Easy! The answer is 7% variance error and 1% data mismatch error. But why?
It’s because the bridge set comes from the same distribution as the train set, and the error difference between them is 7%. This means the classifier is overfitted to the train set. This tells us we have a high variance problem at hand.
Data mismatch error
Now, let us assume you found the error on the bridge set to be 3% and the rest as before as shown below:
How much of the 8% error between the train and dev sets is a variance error and how much of it is a data mismatch error?
The answer is 1% variance error and 7% data mismatch error. Why so?
This time, it is because the classifier performs well on a dataset it hasn’t seen before if it comes from the same distribution, such as the bridge set. It performs poorly if it comes from a different distribution, like the dev set. Thus, we have a data mismatch problem.
Reducing the variance error is a common task in ML. For example, you can use regularization methods, or allocate a larger train set.
However, mitigating the data mismatch error is a more interesting problem. So, let us talk bout it.
Mitigating data mismatch
To reduce the data mismatch error, you would need to somehow incorporate the characteristics of the dev/test datasets — the target distribution — into the train set.
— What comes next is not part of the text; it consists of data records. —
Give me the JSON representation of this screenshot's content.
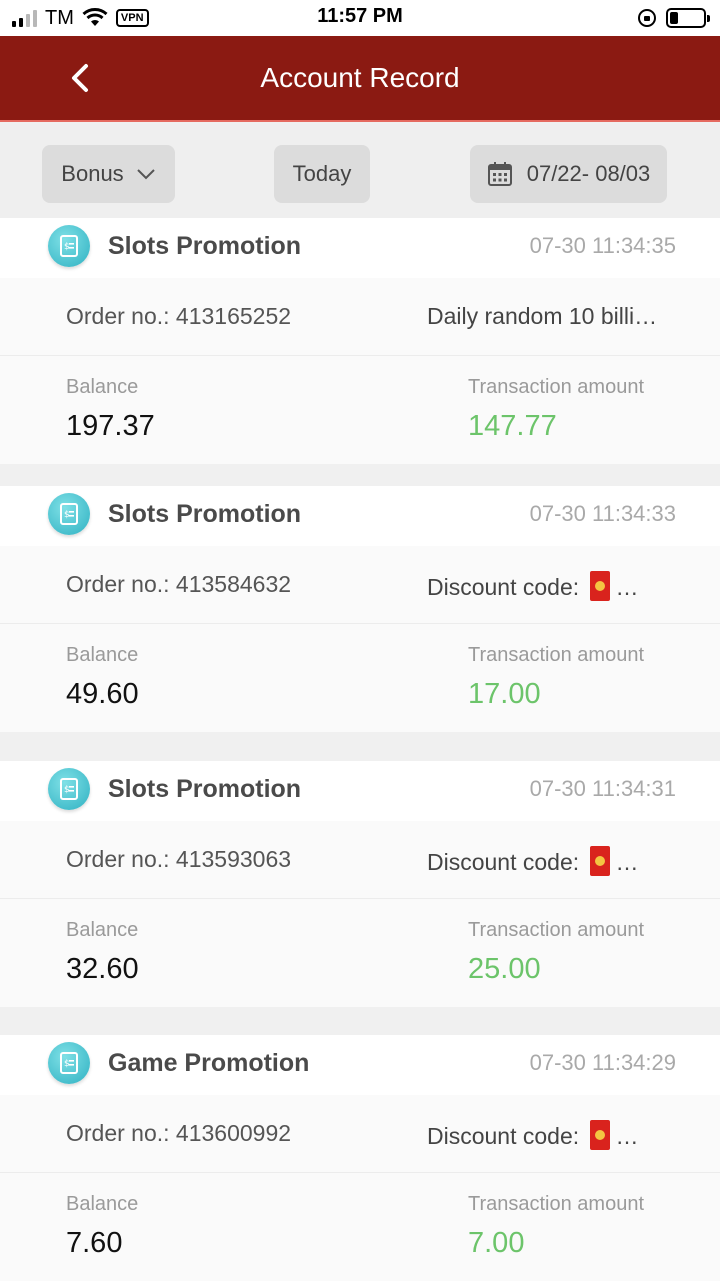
{
  "status_bar": {
    "carrier": "TM",
    "vpn": "VPN",
    "time": "11:57 PM"
  },
  "header": {
    "title": "Account Record"
  },
  "filters": {
    "type_label": "Bonus",
    "period_label": "Today",
    "date_range": "07/22- 08/03"
  },
  "labels": {
    "balance": "Balance",
    "transaction_amount": "Transaction amount"
  },
  "records": [
    {
      "title": "Slots Promotion",
      "time": "07-30 11:34:35",
      "order": "Order no.: 413165252",
      "desc": "Daily random 10 billi…",
      "balance": "197.37",
      "amount": "147.77"
    },
    {
      "title": "Slots Promotion",
      "time": "07-30 11:34:33",
      "order": "Order no.: 413584632",
      "desc": "Discount code: ",
      "balance": "49.60",
      "amount": "17.00"
    },
    {
      "title": "Slots Promotion",
      "time": "07-30 11:34:31",
      "order": "Order no.: 413593063",
      "desc": "Discount code: ",
      "balance": "32.60",
      "amount": "25.00"
    },
    {
      "title": "Game Promotion",
      "time": "07-30 11:34:29",
      "order": "Order no.: 413600992",
      "desc": "Discount code: ",
      "balance": "7.60",
      "amount": "7.00"
    }
  ],
  "colors": {
    "header_bg": "#8b1a12",
    "amount_green": "#6cc46a",
    "icon_teal": "#2fb1c2"
  }
}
Collecting more data from the target distribution to add to the train set is always the best option. But, if that is not possible (as we assumed at the beginning of our discussion), you can try the following approaches:
Error analysis
Analyzing the errors on the dev set and how they are different from the errors on the train set could give you ideas to address the data mismatch problem.
For example, if you find many of the errors on the dev set occur when the background of the animal’s image is rocky, you can mitigate such errors by adding animal images with rocky background to the train set.
Artificial data synthesis
Another way to incorporate the characteristics of the dev/test sets into the train set is to synthesize data with similar characteristics.
For example, we mentioned before that the images in our dev/test sets are mostly blurry in contrast to the clear images from the web that make most of our train set. You can artificially add blurriness to the images of the train set to be more similar to the dev/test sets as in the following image:
However, there is an important point to notice here!
You could end up overfitting your classifier to the artificial characteristics you made.
In our example, the blurriness you artificially made by some mathematical function might only be a small sub-set of the blurriness that exists in the images of the target distribution.
In other words, the blurriness in the target distribution could be due to many reasons. For example, fog, low resolution camera, subject movement could all be causes. But your synthesized blurriness may not represent all of these causes.
More generally, when synthesizing data for the training set for any type of problem (such as computer vision, or speech recognition), you could overfit your model to the synthesized dataset.
This dataset may look representative enough of the target distribution to the human eye. But in fact, it is only a small set of the target distribution. So, just keep this in mind while using this powerful tool — data synthesis.
In Summary
When developing an ML model, ideally the trian/dev/test datasets should all come from the same data distribution — that of the data which the model will encounter when used by the userbase.
However, sometimes it is not possible to collect enough data from the target distribution to build the trian/dev/test sets, while similar data from other distributions is readily available.
In such cases, the dev/test sets should come from the target distribution while the data from the other distributions can be used to build (most of) the train set. Data mismatch techniques can then be used to mitigate the the data distribution differences between the train set vs the dev/test sets.